Artículo 11 de la Ley 19/2020, de 30 de diciembre, de igualdad de trato y no discriminación. · BOE-A-2021-1663
Redacción vigente según el texto consolidado del BOE, en vigor desde el 2021-01-31.
Texto consolidado
1. El departamento competente en materia de salud y los centros sanitarios, tanto públicos como privados, en el ámbito de sus competencias, no pueden aplicar ningún criterio ni medida que provoquen una situación discriminatoria, y deben velar por garantizar los principios de igualdad de trato y no discriminación y la ausencia de cualquier forma de discriminación en el acceso a los centros, a los bienes, a las prestaciones y a los servicios sanitarios, y también por mantener la equidad territorial.

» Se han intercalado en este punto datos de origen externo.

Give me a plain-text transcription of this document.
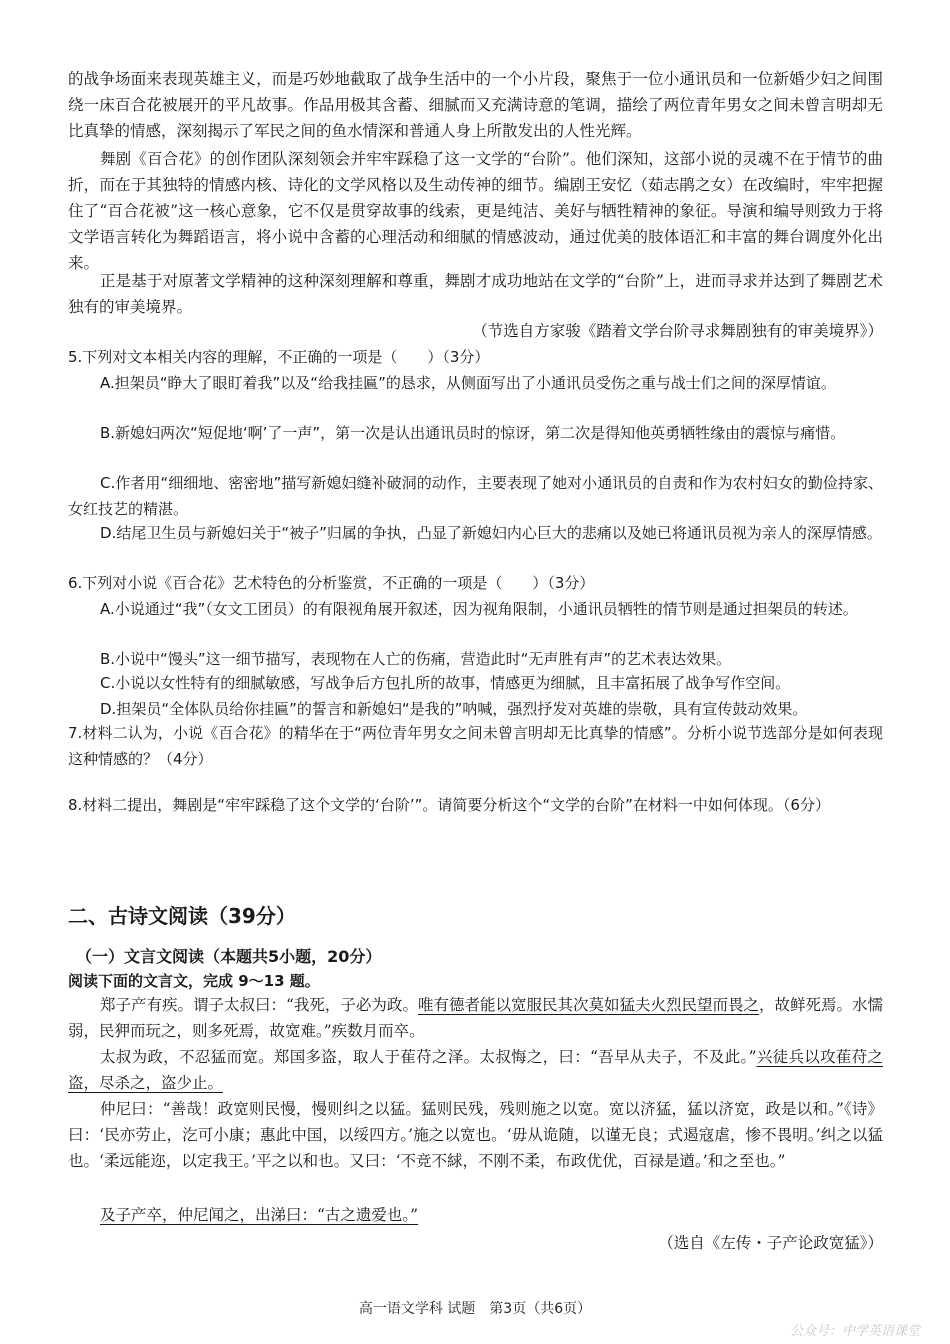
的战争场面来表现英雄主义，而是巧妙地截取了战争生活中的一个小片段，聚焦于一位小通讯员和一位新婚少妇之间围绕一床百合花被展开的平凡故事。作品用极其含蓄、细腻而又充满诗意的笔调，描绘了两位青年男女之间未曾言明却无比真挚的情感，深刻揭示了军民之间的鱼水情深和普通人身上所散发出的人性光辉。

舞剧《百合花》的创作团队深刻领会并牢牢踩稳了这一文学的“台阶”。他们深知，这部小说的灵魂不在于情节的曲折，而在于其独特的情感内核、诗化的文学风格以及生动传神的细节。编剧王安忆（茹志鹃之女）在改编时，牢牢把握住了“百合花被”这一核心意象，它不仅是贯穿故事的线索，更是纯洁、美好与牺牲精神的象征。导演和编导则致力于将文学语言转化为舞蹈语言，将小说中含蓄的心理活动和细腻的情感波动，通过优美的肢体语汇和丰富的舞台调度外化出来。

正是基于对原著文学精神的这种深刻理解和尊重，舞剧才成功地站在文学的“台阶”上，进而寻求并达到了舞剧艺术独有的审美境界。

（节选自方家骏《踏着文学台阶寻求舞剧独有的审美境界》）

5.下列对文本相关内容的理解，不正确的一项是（　　）（3分）

A.担架员“睁大了眼盯着我”以及“给我挂匾”的恳求，从侧面写出了小通讯员受伤之重与战士们之间的深厚情谊。

B.新媳妇两次“短促地‘啊’了一声”，第一次是认出通讯员时的惊讶，第二次是得知他英勇牺牲缘由的震惊与痛惜。

C.作者用“细细地、密密地”描写新媳妇缝补破洞的动作，主要表现了她对小通讯员的自责和作为农村妇女的勤俭持家、女红技艺的精湛。

D.结尾卫生员与新媳妇关于“被子”归属的争执，凸显了新媳妇内心巨大的悲痛以及她已将通讯员视为亲人的深厚情感。

6.下列对小说《百合花》艺术特色的分析鉴赏，不正确的一项是（　　）（3分）

A.小说通过“我”（女文工团员）的有限视角展开叙述，因为视角限制，小通讯员牺牲的情节则是通过担架员的转述。

B.小说中“馒头”这一细节描写，表现物在人亡的伤痛，营造此时“无声胜有声”的艺术表达效果。

C.小说以女性特有的细腻敏感，写战争后方包扎所的故事，情感更为细腻，且丰富拓展了战争写作空间。

D.担架员“全体队员给你挂匾”的誓言和新媳妇“是我的”呐喊，强烈抒发对英雄的崇敬，具有宣传鼓动效果。

7.材料二认为，小说《百合花》的精华在于“两位青年男女之间未曾言明却无比真挚的情感”。分析小说节选部分是如何表现这种情感的？（4分）

8.材料二提出，舞剧是“牢牢踩稳了这个文学的‘台阶’”。请简要分析这个“文学的台阶”在材料一中如何体现。（6分）

二、古诗文阅读（39分）
（一）文言文阅读（本题共5小题，20分）
阅读下面的文言文，完成 9～13 题。

郑子产有疾。谓子太叔曰：“我死，子必为政。唯有德者能以宽服民其次莫如猛夫火烈民望而畏之，故鲜死焉。水懦弱，民狎而玩之，则多死焉，故宽难。”疾数月而卒。

太叔为政，不忍猛而宽。郑国多盗，取人于萑苻之泽。太叔悔之，曰：“吾早从夫子，不及此。”兴徒兵以攻萑苻之盗，尽杀之，盗少止。

仲尼曰：“善哉！政宽则民慢，慢则纠之以猛。猛则民残，残则施之以宽。宽以济猛，猛以济宽，政是以和。”《诗》曰：‘民亦劳止，汔可小康；惠此中国，以绥四方。’施之以宽也。‘毋从诡随，以谨无良；式遏寇虐，惨不畏明。’纠之以猛也。‘柔远能迩，以定我王。’平之以和也。又曰：‘不竞不絿，不刚不柔，布政优优，百禄是遒。’和之至也。”

及子产卒，仲尼闻之，出涕曰：“古之遗爱也。”

（选自《左传・子产论政宽猛》）

高一语文学科 试题　第3页（共6页）
公众号：中学英语课堂
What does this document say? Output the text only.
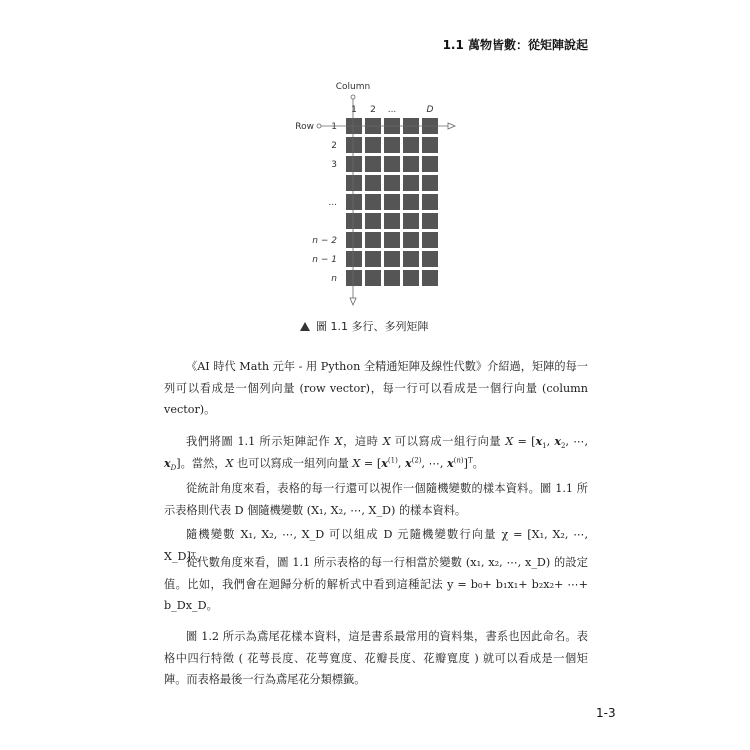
1.1 萬物皆數：從矩陣說起
Column
Row
1 2 ...	D
1
2
3
...
n − 2
n − 1
n
圖 1.1 多行、多列矩陣

《AI 時代 Math 元年 - 用 Python 全精通矩陣及線性代數》介紹過，矩陣的每一列可以看成是一個列向量 (row vector)，每一行可以看成是一個行向量 (column vector)。

我們將圖 1.1 所示矩陣記作 X，這時 X 可以寫成一組行向量 $X = [x_1$, $x_2$, ⋯, $x_D$]。當然，X 也可以寫成一組列向量 $X = [x^{(1)}$, $x^{(2)}$, ⋯, $x^{(n)}]^T$。

從統計角度來看，表格的每一行還可以視作一個隨機變數的樣本資料。圖 1.1 所示表格則代表 D 個隨機變數 (X₁, X₂, ⋯, X_D) 的樣本資料。

隨機變數 X₁, X₂, ⋯, X_D 可以組成 D 元隨機變數行向量 χ = [X₁, X₂, ⋯, X_D]ᵀ。

從代數角度來看，圖 1.1 所示表格的每一行相當於變數 (x₁, x₂, ⋯, x_D) 的設定值。比如，我們會在迴歸分析的解析式中看到這種記法 y = b₀+ b₁x₁+ b₂x₂+ ⋯+ b_Dx_D。

圖 1.2 所示為鳶尾花樣本資料，這是書系最常用的資料集，書系也因此命名。表格中四行特徵 ( 花萼長度、花萼寬度、花瓣長度、花瓣寬度 ) 就可以看成是一個矩陣。而表格最後一行為鳶尾花分類標籤。

1-3
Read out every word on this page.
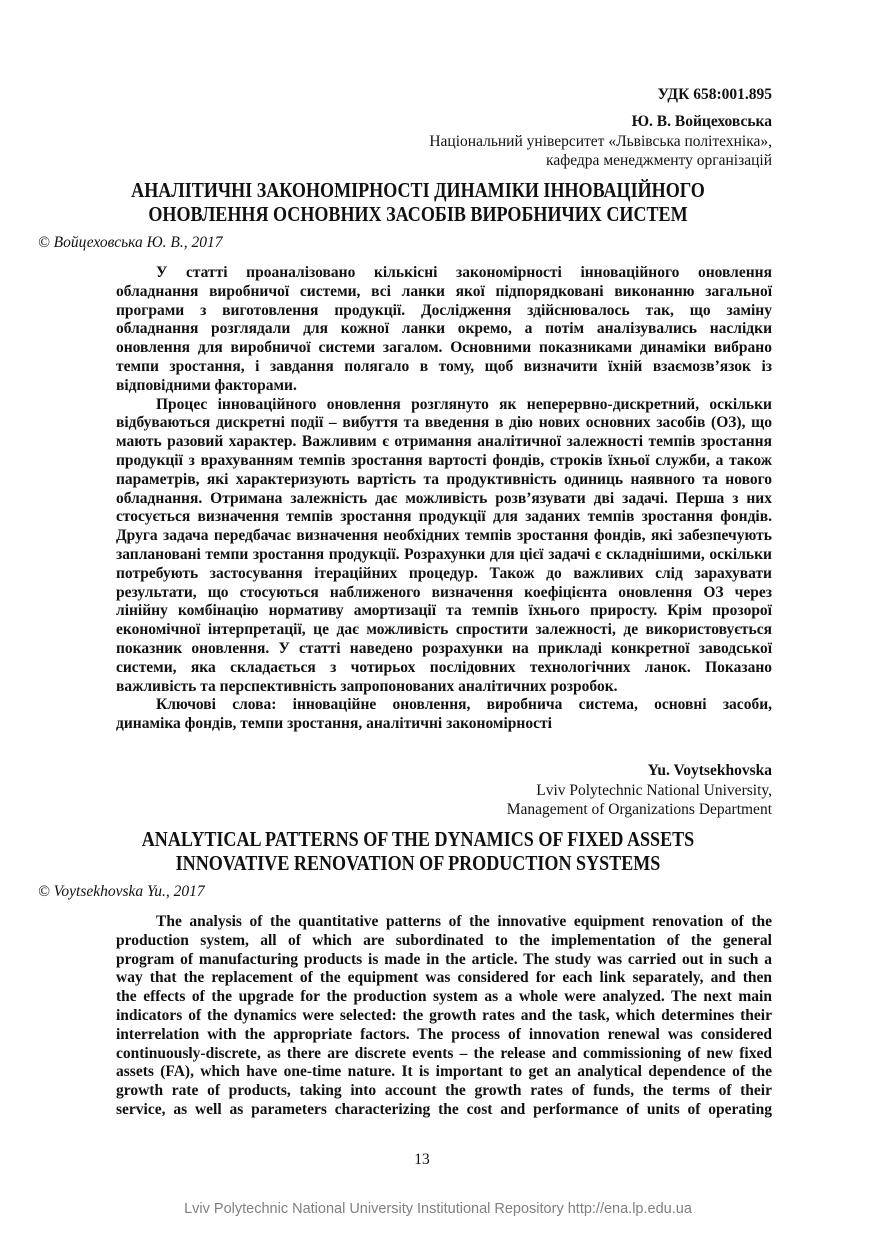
УДК 658:001.895
Ю. В. Войцеховська
Національний університет «Львівська політехніка»,
кафедра менеджменту організацій
АНАЛІТИЧНІ ЗАКОНОМІРНОСТІ ДИНАМІКИ ІННОВАЦІЙНОГО
ОНОВЛЕННЯ ОСНОВНИХ ЗАСОБІВ ВИРОБНИЧИХ СИСТЕМ
© Войцеховська Ю. В., 2017
У статті проаналізовано кількісні закономірності інноваційного оновлення
обладнання виробничої системи, всі ланки якої підпорядковані виконанню загальної
програми з виготовлення продукції. Дослідження здійснювалось так, що заміну
обладнання розглядали для кожної ланки окремо, а потім аналізувались наслідки
оновлення для виробничої системи загалом. Основними показниками динаміки вибрано
темпи зростання, і завдання полягало в тому, щоб визначити їхній взаємозв’язок із
відповідними факторами.
Процес інноваційного оновлення розглянуто як неперервно-дискретний, оскільки
відбуваються дискретні події – вибуття та введення в дію нових основних засобів (ОЗ), що
мають разовий характер. Важливим є отримання аналітичної залежності темпів зростання
продукції з врахуванням темпів зростання вартості фондів, строків їхньої служби, а також
параметрів, які характеризують вартість та продуктивність одиниць наявного та нового
обладнання. Отримана залежність дає можливість розв’язувати дві задачі. Перша з них
стосується визначення темпів зростання продукції для заданих темпів зростання фондів.
Друга задача передбачає визначення необхідних темпів зростання фондів, які забезпечують
заплановані темпи зростання продукції. Розрахунки для цієї задачі є складнішими, оскільки
потребують застосування ітераційних процедур. Також до важливих слід зарахувати
результати, що стосуються наближеного визначення коефіцієнта оновлення ОЗ через
лінійну комбінацію нормативу амортизації та темпів їхнього приросту. Крім прозорої
економічної інтерпретації, це дає можливість спростити залежності, де використовується
показник оновлення. У статті наведено розрахунки на прикладі конкретної заводської
системи, яка складається з чотирьох послідовних технологічних ланок. Показано
важливість та перспективність запропонованих аналітичних розробок.
Ключові слова: інноваційне оновлення, виробнича система, основні засоби,
динаміка фондів, темпи зростання, аналітичні закономірності
Yu. Voytsekhovska
Lviv Polytechnic National University,
Management of Organizations Department
ANALYTICAL PATTERNS OF THE DYNAMICS OF FIXED ASSETS
INNOVATIVE RENOVATION OF PRODUCTION SYSTEMS
© Voytsekhovska Yu., 2017
The analysis of the quantitative patterns of the innovative equipment renovation of the
production system, all of which are subordinated to the implementation of the general
program of manufacturing products is made in the article. The study was carried out in such a
way that the replacement of the equipment was considered for each link separately, and then
the effects of the upgrade for the production system as a whole were analyzed. The next main
indicators of the dynamics were selected: the growth rates and the task, which determines their
interrelation with the appropriate factors. The process of innovation renewal was considered
continuously-discrete, as there are discrete events – the release and commissioning of new fixed
assets (FA), which have one-time nature. It is important to get an analytical dependence of the
growth rate of products, taking into account the growth rates of funds, the terms of their
service, as well as parameters characterizing the cost and performance of units of operating
13
Lviv Polytechnic National University Institutional Repository http://ena.lp.edu.ua
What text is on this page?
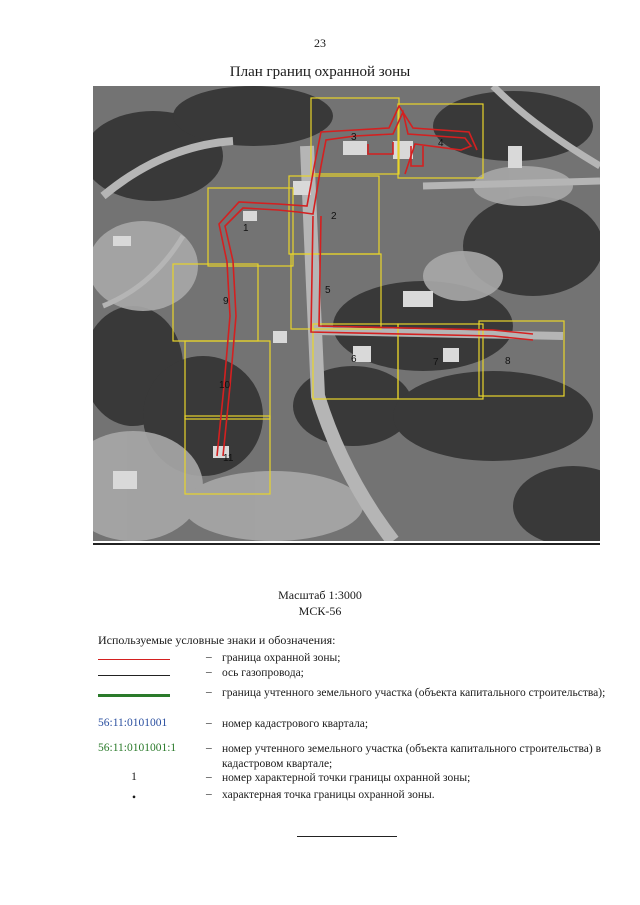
23
План границ охранной зоны
3
4
1
2
5
9
6	7	8
10
11
Масштаб 1:3000
МСК-56
Используемые условные знаки и обозначения:
– граница охранной зоны;
– ось газопровода;
– граница учтенного земельного участка (объекта капитального строительства);
56:11:0101001	– номер кадастрового квартала;
56:11:0101001:1	– номер учтенного земельного участка (объекта капитального строительства) в кадастровом квартале;
1	– номер характерной точки границы охранной зоны;
•	– характерная точка границы охранной зоны.
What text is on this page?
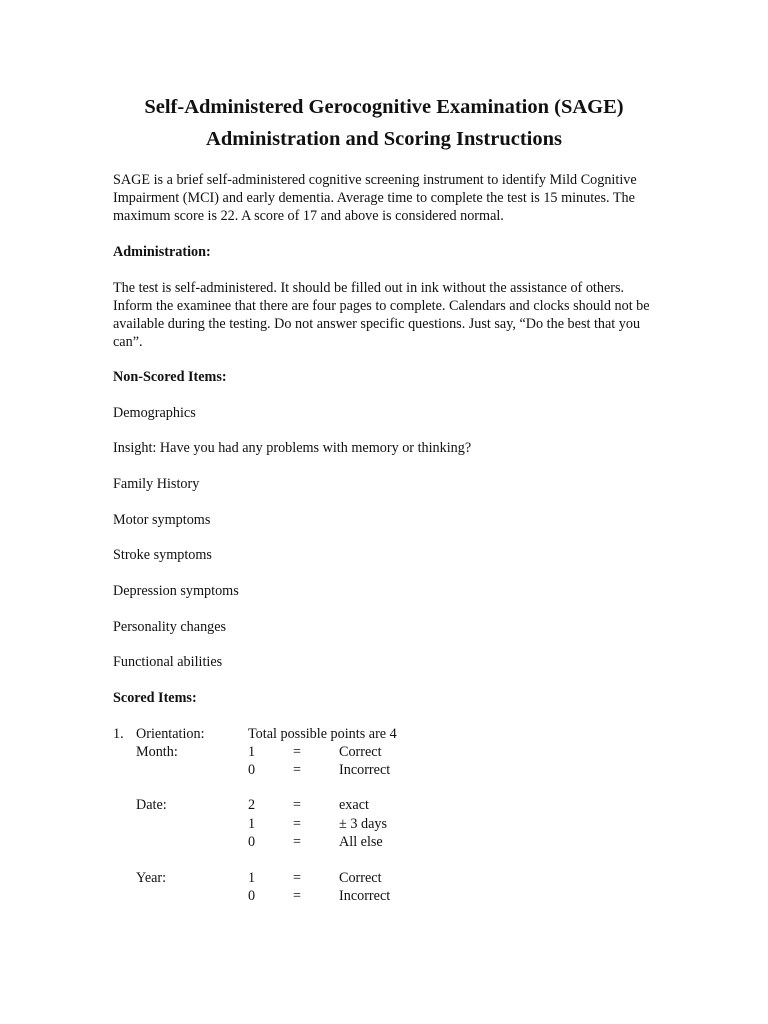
Self-Administered Gerocognitive Examination (SAGE)
Administration and Scoring Instructions
SAGE is a brief self-administered cognitive screening instrument to identify Mild Cognitive Impairment (MCI) and early dementia. Average time to complete the test is 15 minutes. The maximum score is 22. A score of 17 and above is considered normal.
Administration:
The test is self-administered. It should be filled out in ink without the assistance of others. Inform the examinee that there are four pages to complete. Calendars and clocks should not be available during the testing. Do not answer specific questions. Just say, “Do the best that you can”.
Non-Scored Items:
Demographics
Insight: Have you had any problems with memory or thinking?
Family History
Motor symptoms
Stroke symptoms
Depression symptoms
Personality changes
Functional abilities
Scored Items:
1. Orientation:	Total possible points are 4
Month:	1	=	Correct
0	=	Incorrect
Date:	2	=	exact
1	=	± 3 days
0	=	All else
Year:	1	=	Correct
0	=	Incorrect
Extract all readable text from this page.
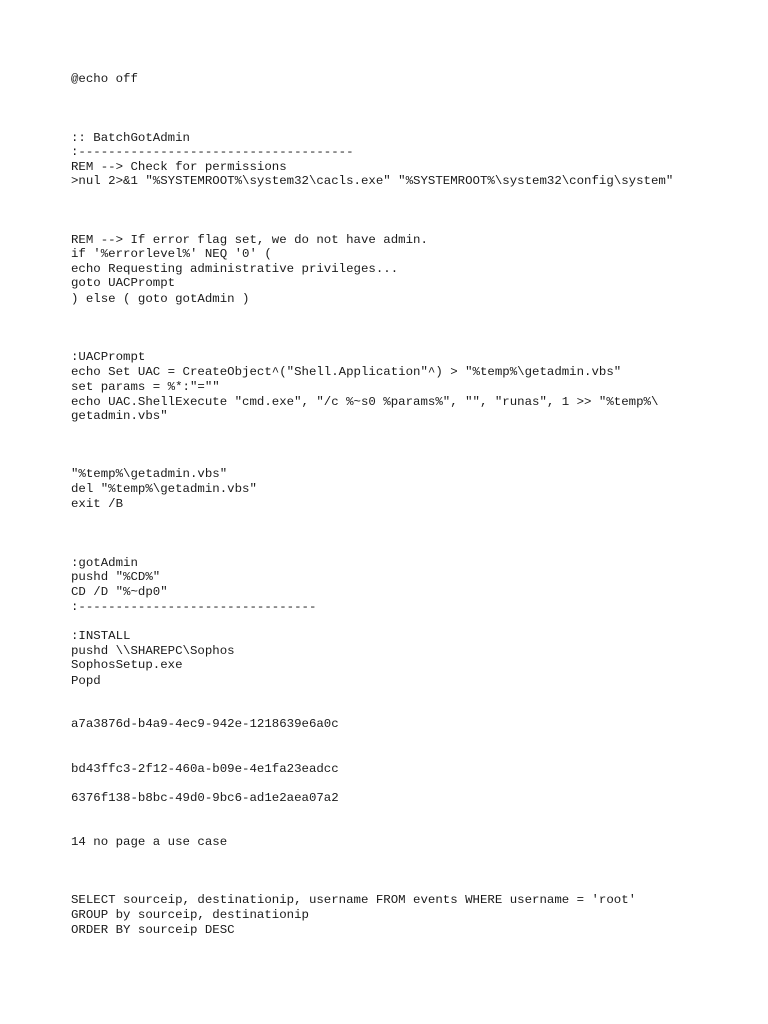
@echo off
:: BatchGotAdmin
:-------------------------------------
REM --> Check for permissions
>nul 2>&1 "%SYSTEMROOT%\system32\cacls.exe" "%SYSTEMROOT%\system32\config\system"
REM --> If error flag set, we do not have admin.
if '%errorlevel%' NEQ '0' (
echo Requesting administrative privileges...
goto UACPrompt
) else ( goto gotAdmin )
:UACPrompt
echo Set UAC = CreateObject^("Shell.Application"^) > "%temp%\getadmin.vbs"
set params = %*:"=""
echo UAC.ShellExecute "cmd.exe", "/c %~s0 %params%", "", "runas", 1 >> "%temp%\
getadmin.vbs"
"%temp%\getadmin.vbs"
del "%temp%\getadmin.vbs"
exit /B
:gotAdmin
pushd "%CD%"
CD /D "%~dp0"
:--------------------------------
:INSTALL
pushd \\SHAREPC\Sophos
SophosSetup.exe
Popd
a7a3876d-b4a9-4ec9-942e-1218639e6a0c
bd43ffc3-2f12-460a-b09e-4e1fa23eadcc
6376f138-b8bc-49d0-9bc6-ad1e2aea07a2
14 no page a use case
SELECT sourceip, destinationip, username FROM events WHERE username = 'root'
GROUP by sourceip, destinationip
ORDER BY sourceip DESC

2. Nadie puede ser excluido de un tratamiento sanitario, especialmente los menores de edad y las personas embarazadas, incluida la interrupción del embarazo, por la concurrencia de factores como la discapacidad, la edad o enfermedades preexistentes o intercurrentes, o por el hecho de encontrarse en situación de sinhogarismo, salvo que razones médicas lo justifiquen.
3. El departamento competente en materia de salud debe garantizar las acciones destinadas a los grupos de población con necesidades sanitarias específicas, como las personas mayores, los niños y adolescentes, las personas embarazadas, las personas con discapacidad, las que padecen enfermedades mentales, crónicas, minoritarias, degenerativas o en fase terminal o síndromes incapacitantes, las portadoras de virus, las víctimas de maltrato, las supervivientes de violencia machista, incluida la violencia sexual, las personas con problemas de drogodependencia y adicciones sociales, las minorías étnicas, las personas transgénero, las personas sin hogar o en otras situaciones de precariedad habitacional, y, en general, las personas pertenecientes a grupos en riesgo de exclusión o en situación de vulnerabilidad, con el fin de garantizar su acceso a los servicios sanitarios de acuerdo con sus necesidades y en condiciones de disfrute efectivo.
4. El departamento competente en materia de salud debe aplicar planes y programas de adecuación sanitaria y planes de formación y sensibilización dirigidos al personal sanitario, entre otras acciones para la igualdad de trato y la prevención de la discriminación.
5. Las administraciones públicas deben velar por que las condiciones municipales para el empadronamiento no entrañen discriminación para las personas migrantes en situación administrativa irregular o para otros colectivos vulnerables.
6. El departamento competente en materia de salud debe garantizar las medidas para la no discriminación por razón de enfermedad y, a tal efecto, debe:
a) Promover la eliminación de todas las actitudes, normas y prácticas que generan estigma, discriminación o trato diferenciado por motivos de enfermedad en los ámbitos laboral, social, escolar y económico, e impulsar el estudio y la revisión de las limitaciones actuales por estos motivos en el acceso al empleo y los servicios, con el objetivo de modificar la normativa que no se adecua a las necesidades sanitarias actuales.
b) Incidir en las medidas de protección contra la discriminación por este motivo, y ampliar la protección a la familia y al entorno de la persona afectada por la enfermedad.
c) Hacer campañas sobre la importancia de hacer un uso respetuoso y adecuado del lenguaje en los medios de comunicación, para evitar las connotaciones negativas de las enfermedades y la estigmatización por motivos de salud por parte de la sociedad y de la opinión pública.
7. El departamento competente en materia de salud debe aplicar las medidas para asegurar que no se producen discriminaciones por razón de sexo o género en la atención sanitaria, tanto en la prescripción de tratamientos y medicamentos como en los tiempos de espera, y establecer los mecanismos de monitorización y control, introduciendo la perspectiva de género en los protocolos, especialmente en las indicaciones de priorización de los casos, así como las actuaciones necesarias a tal efecto.
8. Los centros sanitarios y los equipamientos médicos deben tener en cuenta los criterios de accesibilidad necesarios para que todas las personas puedan hacer uso de ellos en igualdad de condiciones.